Você já viu como se comporta um gato quando percebe que está em um ambiente completamente novo? A tendência é que ele se esconda no lugar mais escuro e de acesso mais difícil possível e vá tentando conhecer, aos poucos, o lugar. Aos poucos ele vai se familiarizando e começa a circular livremente por ele, até chegar ao ponto de ser capaz de dormir em qualquer parte dali.
Podemos comparar o sentimento do gato logo depois da mudança com o que se chama clinicamente de ansiedade. É uma reação natural ao desconhecido, e tendemos a agir com muita cautela — às vezes até excessiva — diante do desconhecido. Há uma boa razão evolutiva para isso.
Nossos ancestrais conviviam constantemente com a possibilidade de haver um predador ou algum animal venenoso — que muitas vezes eram o mesmo bicho, como uma cobra — por todas as partes. Imagine como é o processo de descoberta que um animal desconhecido é, na verdade, um predador da sua espécie, ou que ele pode te envenenar ou mesmo, simplesmente, te picar ou morder e causar muita dor localizada.
Com o passar do tempo as espécies em geral aprenderam a ter uma reação que parece contraditória diante de algo desconhecido: ao mesmo tempo são ativados circuitos exploratórios e de autopreservação, como medo. No caso do gato, ele primeiro se esconde e, se nada mal acontecer, ele começa, devagar, o processo de exploração. Seres humanos, como têm personalidades muito distintas (não que gatos sejam todos iguais, mas nós temos cérebros mais complexos), reagem de maneiras consideravelmente diferentes.
Não obstante, prevalece entre as pessoas a tendência a considerar mais provável que o desconhecido que se manifesta para elas seja uma ameaça em vez de algo seguro. Isso porque foi, ao longo de nossa evolução, uma estratégia mais bem-sucedida ver uma ameaça onde não tem do que não ver onde tem. É mais ou menos o mesmo processo que nos levou à tendência de enxergar olhos e boca onde não há: melhor do que não enxergar onde há.
Costumamos chamar de ansiedade aquela vontade muito grande de que chegue logo a data de uma viagem, ou mesmo aquela angústia na véspera da prova que nem sabemos quanto vale. São duas manifestações diferentes diante de algo novo ou desconhecido: na primeira, predomina a propensão exploratória, e a emoção é predominantemente positiva; na segunda, vemos a prova como uma (muito) provável ameaça, com emoção predominantemente negativa.

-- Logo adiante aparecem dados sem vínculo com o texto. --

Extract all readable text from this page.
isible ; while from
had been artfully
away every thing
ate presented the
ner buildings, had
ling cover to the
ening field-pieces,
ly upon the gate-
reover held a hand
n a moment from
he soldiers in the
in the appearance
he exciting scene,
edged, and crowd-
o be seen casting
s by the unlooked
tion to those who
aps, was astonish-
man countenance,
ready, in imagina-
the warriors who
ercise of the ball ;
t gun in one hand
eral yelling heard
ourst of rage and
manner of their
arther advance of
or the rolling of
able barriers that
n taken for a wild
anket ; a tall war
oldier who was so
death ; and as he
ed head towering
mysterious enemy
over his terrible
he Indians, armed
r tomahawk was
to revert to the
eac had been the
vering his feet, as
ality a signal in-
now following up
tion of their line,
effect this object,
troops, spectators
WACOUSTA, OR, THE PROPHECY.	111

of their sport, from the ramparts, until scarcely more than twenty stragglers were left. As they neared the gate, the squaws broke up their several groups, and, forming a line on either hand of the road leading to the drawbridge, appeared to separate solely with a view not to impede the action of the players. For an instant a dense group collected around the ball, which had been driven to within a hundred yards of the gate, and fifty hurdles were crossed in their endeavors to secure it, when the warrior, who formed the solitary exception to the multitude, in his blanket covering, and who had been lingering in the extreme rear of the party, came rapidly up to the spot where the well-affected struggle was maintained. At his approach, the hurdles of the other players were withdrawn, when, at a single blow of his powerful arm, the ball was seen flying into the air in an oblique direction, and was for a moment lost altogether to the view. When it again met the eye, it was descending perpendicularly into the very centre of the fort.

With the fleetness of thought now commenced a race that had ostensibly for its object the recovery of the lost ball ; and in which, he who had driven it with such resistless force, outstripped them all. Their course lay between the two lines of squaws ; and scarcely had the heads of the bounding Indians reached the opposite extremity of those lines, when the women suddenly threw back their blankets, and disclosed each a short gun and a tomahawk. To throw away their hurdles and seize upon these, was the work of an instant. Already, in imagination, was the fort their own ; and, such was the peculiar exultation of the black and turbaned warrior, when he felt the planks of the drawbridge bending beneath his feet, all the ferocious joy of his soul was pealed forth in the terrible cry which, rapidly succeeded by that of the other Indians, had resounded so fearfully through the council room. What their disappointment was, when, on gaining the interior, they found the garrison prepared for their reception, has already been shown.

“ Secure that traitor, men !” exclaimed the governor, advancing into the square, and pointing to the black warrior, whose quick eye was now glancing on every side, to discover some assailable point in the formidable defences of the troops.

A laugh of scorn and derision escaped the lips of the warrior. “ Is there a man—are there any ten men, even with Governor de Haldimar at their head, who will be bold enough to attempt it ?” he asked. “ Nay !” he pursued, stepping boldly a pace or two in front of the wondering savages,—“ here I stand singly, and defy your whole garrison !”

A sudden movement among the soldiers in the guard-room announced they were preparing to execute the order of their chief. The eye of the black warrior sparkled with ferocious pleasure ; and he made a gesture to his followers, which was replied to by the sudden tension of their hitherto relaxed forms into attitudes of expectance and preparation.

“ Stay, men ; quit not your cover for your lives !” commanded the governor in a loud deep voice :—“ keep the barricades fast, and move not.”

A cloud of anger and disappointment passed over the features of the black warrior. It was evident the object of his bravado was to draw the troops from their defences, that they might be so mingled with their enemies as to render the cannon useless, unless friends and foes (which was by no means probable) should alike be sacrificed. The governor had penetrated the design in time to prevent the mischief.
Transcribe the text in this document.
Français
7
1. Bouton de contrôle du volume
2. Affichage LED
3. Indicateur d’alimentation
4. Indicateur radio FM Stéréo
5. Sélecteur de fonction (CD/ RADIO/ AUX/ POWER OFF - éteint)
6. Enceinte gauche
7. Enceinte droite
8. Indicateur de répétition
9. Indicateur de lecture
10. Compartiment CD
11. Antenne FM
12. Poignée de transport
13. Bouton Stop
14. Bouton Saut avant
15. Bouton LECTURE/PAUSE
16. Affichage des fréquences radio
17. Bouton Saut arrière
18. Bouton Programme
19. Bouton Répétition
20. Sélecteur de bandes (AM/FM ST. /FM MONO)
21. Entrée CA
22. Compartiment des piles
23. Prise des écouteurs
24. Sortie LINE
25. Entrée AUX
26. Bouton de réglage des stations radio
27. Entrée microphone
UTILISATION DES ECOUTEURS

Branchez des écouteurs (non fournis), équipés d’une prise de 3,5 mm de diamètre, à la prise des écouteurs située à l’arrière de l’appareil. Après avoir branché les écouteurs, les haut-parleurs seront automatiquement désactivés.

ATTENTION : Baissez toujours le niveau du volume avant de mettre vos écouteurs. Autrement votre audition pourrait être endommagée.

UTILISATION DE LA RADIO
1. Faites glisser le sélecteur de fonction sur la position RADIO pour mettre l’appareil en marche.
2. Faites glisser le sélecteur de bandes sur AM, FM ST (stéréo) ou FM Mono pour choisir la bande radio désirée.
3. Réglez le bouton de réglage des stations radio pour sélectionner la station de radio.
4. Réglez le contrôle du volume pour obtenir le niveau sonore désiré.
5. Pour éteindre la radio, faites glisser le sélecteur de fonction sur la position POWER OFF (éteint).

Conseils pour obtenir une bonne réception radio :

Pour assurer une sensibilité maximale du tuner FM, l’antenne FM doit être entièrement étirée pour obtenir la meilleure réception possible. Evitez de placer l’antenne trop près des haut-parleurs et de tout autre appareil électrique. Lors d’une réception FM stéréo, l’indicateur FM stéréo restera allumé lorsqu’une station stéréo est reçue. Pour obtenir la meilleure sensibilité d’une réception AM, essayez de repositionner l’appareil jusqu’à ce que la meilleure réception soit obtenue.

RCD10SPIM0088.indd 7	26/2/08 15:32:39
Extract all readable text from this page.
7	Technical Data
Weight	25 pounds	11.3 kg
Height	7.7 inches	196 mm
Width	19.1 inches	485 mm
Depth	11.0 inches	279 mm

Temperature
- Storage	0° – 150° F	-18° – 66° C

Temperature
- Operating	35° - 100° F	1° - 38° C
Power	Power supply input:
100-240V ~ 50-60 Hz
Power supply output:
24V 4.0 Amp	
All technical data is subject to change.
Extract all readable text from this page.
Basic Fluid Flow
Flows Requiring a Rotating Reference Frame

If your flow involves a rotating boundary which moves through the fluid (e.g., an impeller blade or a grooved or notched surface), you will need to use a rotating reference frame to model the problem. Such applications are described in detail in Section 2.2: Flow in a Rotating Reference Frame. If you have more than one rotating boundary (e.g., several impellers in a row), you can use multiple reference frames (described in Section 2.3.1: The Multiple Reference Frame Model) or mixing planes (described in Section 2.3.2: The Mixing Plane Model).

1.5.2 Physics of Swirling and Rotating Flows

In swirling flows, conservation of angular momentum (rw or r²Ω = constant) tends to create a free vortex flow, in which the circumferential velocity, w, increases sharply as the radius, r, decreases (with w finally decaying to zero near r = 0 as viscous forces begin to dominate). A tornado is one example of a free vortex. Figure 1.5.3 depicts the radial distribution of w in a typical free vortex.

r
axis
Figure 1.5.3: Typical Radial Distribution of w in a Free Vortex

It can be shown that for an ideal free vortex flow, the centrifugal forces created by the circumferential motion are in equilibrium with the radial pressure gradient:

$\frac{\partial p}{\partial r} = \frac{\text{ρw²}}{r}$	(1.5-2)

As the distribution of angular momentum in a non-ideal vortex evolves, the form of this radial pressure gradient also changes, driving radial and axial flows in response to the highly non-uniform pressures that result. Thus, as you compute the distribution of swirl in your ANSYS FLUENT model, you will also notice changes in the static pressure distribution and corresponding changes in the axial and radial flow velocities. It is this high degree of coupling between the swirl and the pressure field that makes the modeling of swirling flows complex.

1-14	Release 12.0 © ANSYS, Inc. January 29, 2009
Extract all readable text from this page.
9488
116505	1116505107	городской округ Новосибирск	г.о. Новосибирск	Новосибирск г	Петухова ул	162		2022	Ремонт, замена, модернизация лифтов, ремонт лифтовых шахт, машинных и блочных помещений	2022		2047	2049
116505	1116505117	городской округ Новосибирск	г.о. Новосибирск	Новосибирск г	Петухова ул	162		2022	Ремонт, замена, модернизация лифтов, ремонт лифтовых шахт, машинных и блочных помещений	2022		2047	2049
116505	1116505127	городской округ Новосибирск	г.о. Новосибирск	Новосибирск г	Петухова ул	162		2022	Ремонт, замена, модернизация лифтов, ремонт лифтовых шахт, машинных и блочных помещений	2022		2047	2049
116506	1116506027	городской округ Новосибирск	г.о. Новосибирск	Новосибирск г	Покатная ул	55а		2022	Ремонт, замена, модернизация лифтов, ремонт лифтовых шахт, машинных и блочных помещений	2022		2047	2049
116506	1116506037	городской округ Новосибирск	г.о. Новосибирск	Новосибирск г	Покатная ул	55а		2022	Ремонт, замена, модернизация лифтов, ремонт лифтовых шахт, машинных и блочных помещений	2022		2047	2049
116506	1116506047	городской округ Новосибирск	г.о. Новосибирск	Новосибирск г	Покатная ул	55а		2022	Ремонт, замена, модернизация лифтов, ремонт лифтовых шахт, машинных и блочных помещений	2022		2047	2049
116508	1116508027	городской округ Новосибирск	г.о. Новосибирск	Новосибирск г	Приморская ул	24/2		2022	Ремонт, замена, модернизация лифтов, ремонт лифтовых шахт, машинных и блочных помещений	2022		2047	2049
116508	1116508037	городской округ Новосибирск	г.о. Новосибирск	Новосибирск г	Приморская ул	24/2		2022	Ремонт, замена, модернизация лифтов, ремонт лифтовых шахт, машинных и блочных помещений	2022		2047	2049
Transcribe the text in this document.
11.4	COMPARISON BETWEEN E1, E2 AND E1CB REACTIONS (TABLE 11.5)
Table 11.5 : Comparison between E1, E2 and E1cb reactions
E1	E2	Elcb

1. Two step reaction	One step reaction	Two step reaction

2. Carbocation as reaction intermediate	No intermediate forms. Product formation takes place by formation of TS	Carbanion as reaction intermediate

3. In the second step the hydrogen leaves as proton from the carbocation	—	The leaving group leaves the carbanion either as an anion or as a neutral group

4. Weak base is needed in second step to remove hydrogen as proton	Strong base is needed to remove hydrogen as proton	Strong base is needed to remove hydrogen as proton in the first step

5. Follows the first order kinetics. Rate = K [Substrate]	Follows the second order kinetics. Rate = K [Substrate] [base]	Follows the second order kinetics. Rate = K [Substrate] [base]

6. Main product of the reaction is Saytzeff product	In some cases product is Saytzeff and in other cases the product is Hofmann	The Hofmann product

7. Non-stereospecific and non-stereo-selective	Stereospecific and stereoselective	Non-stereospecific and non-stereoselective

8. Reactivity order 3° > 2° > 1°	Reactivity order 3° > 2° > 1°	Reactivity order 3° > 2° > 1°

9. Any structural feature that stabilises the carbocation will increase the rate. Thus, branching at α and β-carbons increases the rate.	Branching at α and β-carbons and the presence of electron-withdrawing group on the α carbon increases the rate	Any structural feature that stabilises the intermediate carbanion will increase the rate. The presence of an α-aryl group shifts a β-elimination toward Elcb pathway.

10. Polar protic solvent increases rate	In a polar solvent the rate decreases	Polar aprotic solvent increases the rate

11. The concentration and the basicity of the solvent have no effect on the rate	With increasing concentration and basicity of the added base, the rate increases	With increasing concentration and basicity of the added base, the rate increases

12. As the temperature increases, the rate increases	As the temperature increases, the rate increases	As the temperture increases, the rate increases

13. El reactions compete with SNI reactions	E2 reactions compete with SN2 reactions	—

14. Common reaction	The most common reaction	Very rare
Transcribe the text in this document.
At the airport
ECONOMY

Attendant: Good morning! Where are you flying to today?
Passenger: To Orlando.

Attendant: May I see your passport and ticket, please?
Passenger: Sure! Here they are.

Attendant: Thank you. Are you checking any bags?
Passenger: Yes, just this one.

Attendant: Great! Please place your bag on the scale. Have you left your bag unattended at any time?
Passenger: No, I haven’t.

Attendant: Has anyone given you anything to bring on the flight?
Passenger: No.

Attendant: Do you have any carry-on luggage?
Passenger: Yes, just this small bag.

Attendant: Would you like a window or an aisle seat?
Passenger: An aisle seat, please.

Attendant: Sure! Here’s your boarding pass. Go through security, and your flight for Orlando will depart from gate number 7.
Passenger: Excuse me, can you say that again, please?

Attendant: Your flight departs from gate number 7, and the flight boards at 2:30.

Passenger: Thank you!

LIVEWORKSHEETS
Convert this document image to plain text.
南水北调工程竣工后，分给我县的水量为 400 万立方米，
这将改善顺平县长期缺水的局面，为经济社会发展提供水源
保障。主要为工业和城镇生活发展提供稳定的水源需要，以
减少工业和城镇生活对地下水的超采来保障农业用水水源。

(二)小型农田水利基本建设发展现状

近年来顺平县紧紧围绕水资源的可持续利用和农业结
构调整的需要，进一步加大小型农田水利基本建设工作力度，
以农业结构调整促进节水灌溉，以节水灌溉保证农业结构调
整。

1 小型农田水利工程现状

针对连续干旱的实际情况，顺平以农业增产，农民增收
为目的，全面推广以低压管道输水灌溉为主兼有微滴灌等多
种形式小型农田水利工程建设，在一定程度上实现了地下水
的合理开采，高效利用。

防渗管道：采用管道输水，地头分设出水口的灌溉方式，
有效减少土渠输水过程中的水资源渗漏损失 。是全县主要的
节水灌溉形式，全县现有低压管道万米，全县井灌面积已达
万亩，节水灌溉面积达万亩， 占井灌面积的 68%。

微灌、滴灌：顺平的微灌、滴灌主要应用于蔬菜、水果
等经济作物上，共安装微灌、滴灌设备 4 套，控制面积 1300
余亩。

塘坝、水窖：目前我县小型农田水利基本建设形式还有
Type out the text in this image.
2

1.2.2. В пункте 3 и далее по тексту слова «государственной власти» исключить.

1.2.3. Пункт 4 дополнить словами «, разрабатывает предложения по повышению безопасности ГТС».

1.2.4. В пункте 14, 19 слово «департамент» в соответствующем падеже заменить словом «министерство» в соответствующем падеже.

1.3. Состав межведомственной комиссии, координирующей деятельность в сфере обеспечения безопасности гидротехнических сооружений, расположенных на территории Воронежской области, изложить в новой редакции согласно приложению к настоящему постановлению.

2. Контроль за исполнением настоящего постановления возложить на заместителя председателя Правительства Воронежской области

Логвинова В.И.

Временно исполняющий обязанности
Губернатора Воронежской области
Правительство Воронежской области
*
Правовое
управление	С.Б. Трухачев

Atualmente, não vivemos mais sob ameaça constante com predadores espreitando de todos lados. Podemos dizer que, em nosso contexto, enfrentamos apenas predadores metafóricos, que não precisam necessariamente ser pessoas, mas qualquer coisa pela qual nos sentimos ameaçados. Às vezes, algo que julgamos com ameaça é, na verdade, uma coisa que interpretamos mal; às vezes, trata-se de uma ameaça maior do que tínhamos previsto.
Algumas pessoas têm uma sensibilidade maior diante do desconhecido. Como a tendência é para a autopreservação, mas também são acionados mecanismos exploratórios, trata-se de uma situação que demanda muito do corpo. É como pisar no acelerador e no freio ao mesmo tempo. Mas o freio prevalece, e o carro não sai do lugar.
Não podemos dizer, portanto, que a ansiedade em si é uma doença. Ela é necessária e foi uma estratégia evolutiva, pelo que tudo indica, muito bem-sucedida. Temos que ter atenção, no entanto, para níveis muito altos desse sentimento, se estiver atrapalhando ou mesmo impedindo uma atitude de nossa parte diante do desconhecido.